Es hatte ganz das Ansehen, als ob diese Frage dem jungen Mann sehr fatal wäre; denn er zauderte merkwürdig lange mit der Antwort.
„Ich heiße Bernhard Schmidt-, sagte er endlich in einem nicht weniger als zuversichtlichen Tone, um sehr hastig hinzuzufügen: „Sie dürfen sich darauf verlassen, mein Herr, daß ich der rechtmäßige Eigentümer dieses Halsbandes bin und freies Verfügungsrecht über dasselbe habe."
„Das ist wohl möglich, entgegnete der Pfandleiher mit kühler Gelassenheit, „aber Ihre Versicherung kann mir nicht genügen. Sie müssen sich legitimieren!"
„Legitimieren?" — Der angebliche Herr Bernhard Schmidt war sehr betroffen, und die feine Röte des Aergers auf seinen Wangen verwandelte sich in das flammende Rot der höchsten Verlegenheit. „Legitimieren kann ich mich allerdings nicht, ich befinde mich auf einer Reise und habe keine Papiere mitgenommen, da ich auf eine solche Notwendigkeit nicht vorbereitet sein konnte"
„Hm! — Das ist unvorsichtig! — Man sollte niemals ohne Legitimation auf die Reise gehen, besonders, wenn man so kostbare Schmuckgegenstände mit sich führt!
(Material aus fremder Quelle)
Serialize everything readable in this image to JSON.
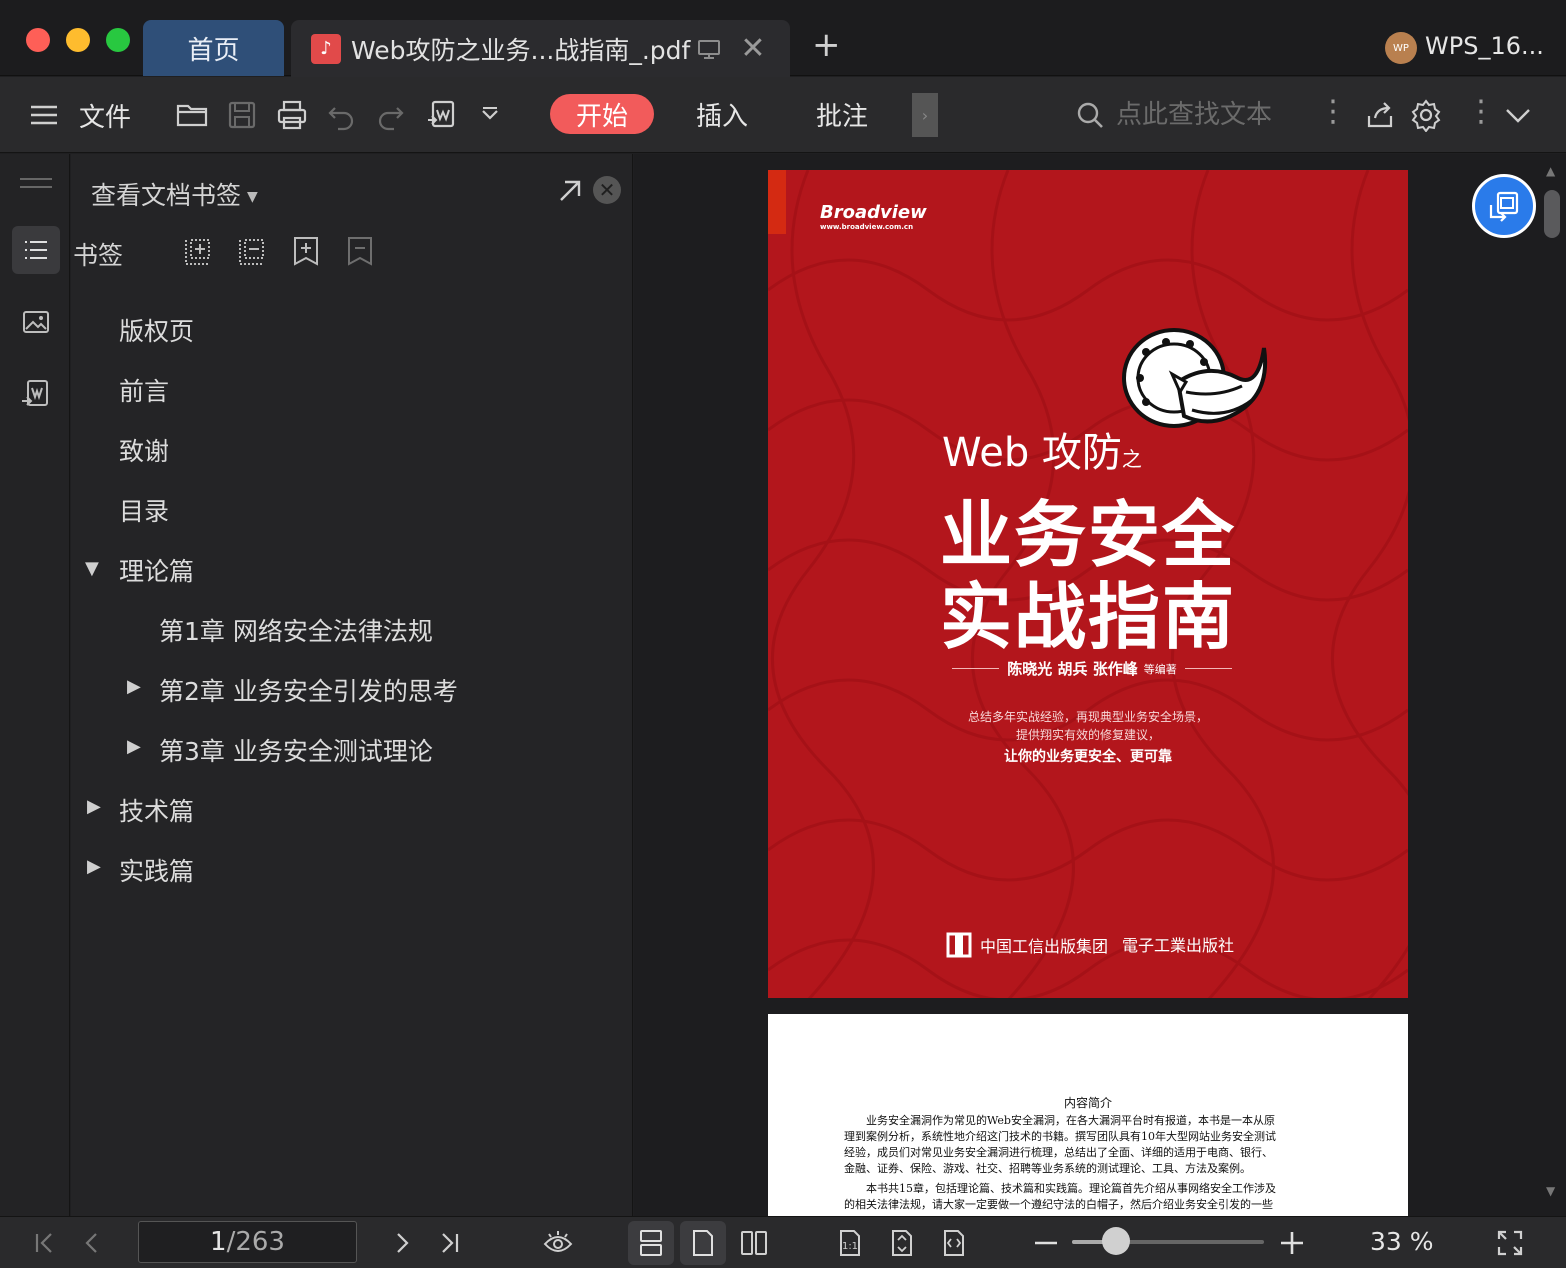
{
  "titlebar": {
    "tabs": [
      {
        "label": "首页"
      },
      {
        "label": "Web攻防之业务...战指南_.pdf"
      }
    ],
    "account_label": "WPS_16...",
    "avatar_text": "WP"
  },
  "toolbar": {
    "file_label": "文件",
    "ribbon_tabs": [
      {
        "label": "开始",
        "active": true
      },
      {
        "label": "插入",
        "active": false
      },
      {
        "label": "批注",
        "active": false
      }
    ],
    "search_placeholder": "点此查找文本"
  },
  "bookmark_panel": {
    "title": "查看文档书签",
    "section_label": "书签",
    "items": [
      {
        "label": "版权页",
        "level": 0,
        "expander": "none"
      },
      {
        "label": "前言",
        "level": 0,
        "expander": "none"
      },
      {
        "label": "致谢",
        "level": 0,
        "expander": "none"
      },
      {
        "label": "目录",
        "level": 0,
        "expander": "none"
      },
      {
        "label": "理论篇",
        "level": 0,
        "expander": "expanded"
      },
      {
        "label": "第1章  网络安全法律法规",
        "level": 1,
        "expander": "none"
      },
      {
        "label": "第2章  业务安全引发的思考",
        "level": 1,
        "expander": "collapsed"
      },
      {
        "label": "第3章  业务安全测试理论",
        "level": 1,
        "expander": "collapsed"
      },
      {
        "label": "技术篇",
        "level": 0,
        "expander": "collapsed"
      },
      {
        "label": "实践篇",
        "level": 0,
        "expander": "collapsed"
      }
    ]
  },
  "document": {
    "cover": {
      "publisher_brand": "Broadview",
      "publisher_url": "www.broadview.com.cn",
      "subtitle_main": "Web 攻防",
      "subtitle_small": "之",
      "title_line1": "业务安全",
      "title_line2": "实战指南",
      "authors": "陈晓光 胡兵 张作峰",
      "authors_suffix": "等编著",
      "tagline_1": "总结多年实战经验，再现典型业务安全场景，",
      "tagline_2": "提供翔实有效的修复建议，",
      "tagline_3": "让你的业务更安全、更可靠",
      "footer_left": "中国工信出版集团",
      "footer_right": "電子工業出版社"
    },
    "page2": {
      "heading": "内容简介",
      "lines": [
        "　　业务安全漏洞作为常见的Web安全漏洞，在各大漏洞平台时有报道，本书是一本从原",
        "理到案例分析，系统性地介绍这门技术的书籍。撰写团队具有10年大型网站业务安全测试",
        "经验，成员们对常见业务安全漏洞进行梳理，总结出了全面、详细的适用于电商、银行、",
        "金融、证券、保险、游戏、社交、招聘等业务系统的测试理论、工具、方法及案例。",
        "　　本书共15章，包括理论篇、技术篇和实践篇。理论篇首先介绍从事网络安全工作涉及",
        "的相关法律法规，请大家一定要做一个遵纪守法的白帽子，然后介绍业务安全引发的一些"
      ]
    }
  },
  "statusbar": {
    "current_page": "1",
    "total_pages": "/263",
    "zoom_label": "33 %",
    "zoom_fraction": 0.23
  },
  "colors": {
    "accent": "#f25b5b",
    "home_tab": "#2f4f78",
    "cover_red": "#b3161c",
    "float_button": "#2a7bea"
  }
}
Dann werden wir das Geschäft nicht machen können!"
„Aber wenn ich Ihnen mit meinem Ehrenwort versichere —"
Behalten Sie Ihr Ehrenwort, mein lieber Herr, denn ich kann keinen Gebrauch davon machen! Das Gesetz schreibt vor, daß jeder Pfandgeber sich zu legitimieren hat. und ein Ehrenwort ist keine Legitimation."
Ein Zittern lief über den Körper des jungen Mannes und die Thränen standen ihm in den Augen.
„Man sagte mir doch, daß sie ein barmherziger Mann seien, der es wohl einmal mit einem Ausuahmefall nicht so genau nähme mit den Buchstaben der gesetzlichen Vorschriften —"
Man hat sehr unrecht gethan, Ihnen das zu sagen! Ich bin ein ehrlicher Mann, der seinen Vorgesetzten Behörden und der weisen Obrigkeit unbedingt gehorcht und der nicht auf krummen Wegen wandelt. Beweisen Sie mir es schwarz auf weiß, daß diese Brillanten Ihr Eigentum sind, und ich will Ihnen gern ein paar hundert Thaler oder so was darauf geben. Können Sie es nicht, so müssen wir eben auf das Geschäft verzichten!"
„Aber ich befinde mich in einer entsetzlichen Notlage! — Es handelt sich vielmehr um die Rettung eines Menschenlebens!"
Es sprach sich soviel wahnsinnige Herzensangst in den wenigen Worten aus, daß selbst ein mißtrauisches Gemüt sehr wohl an ihre Wahrhaftigkeit glauben konnte. Aber in Julius Wendeland's pergamentenem Antlitz veränderte sich kein Zug und ein flüchtiges Achselzucken war die einzige sichtbare Aeußerung seines Mitleids.
„Es thut mir leid, mein Herr, aber ich bin kein Lebensretter, sondern ein Pfandleiher, und die Leute, die zu mir kommen, sind alle mehr oder weniger in Not, so daß ich schon aus Prinzip nicht erst anfangen kann, mich auf besondere Gefälligkeiten einzulasfen In Geschäftsangelegenheiten sollte man überhaupt von dergleichen gar nicht reden."
„Sie weigern sich also ganz entschieden, mir ein Darlehen auf diesen Schmuck zu geben?"
„So lange Sie nicht im Stande sind, den gesetzlichen Vorschriften nachzukommen — ja!"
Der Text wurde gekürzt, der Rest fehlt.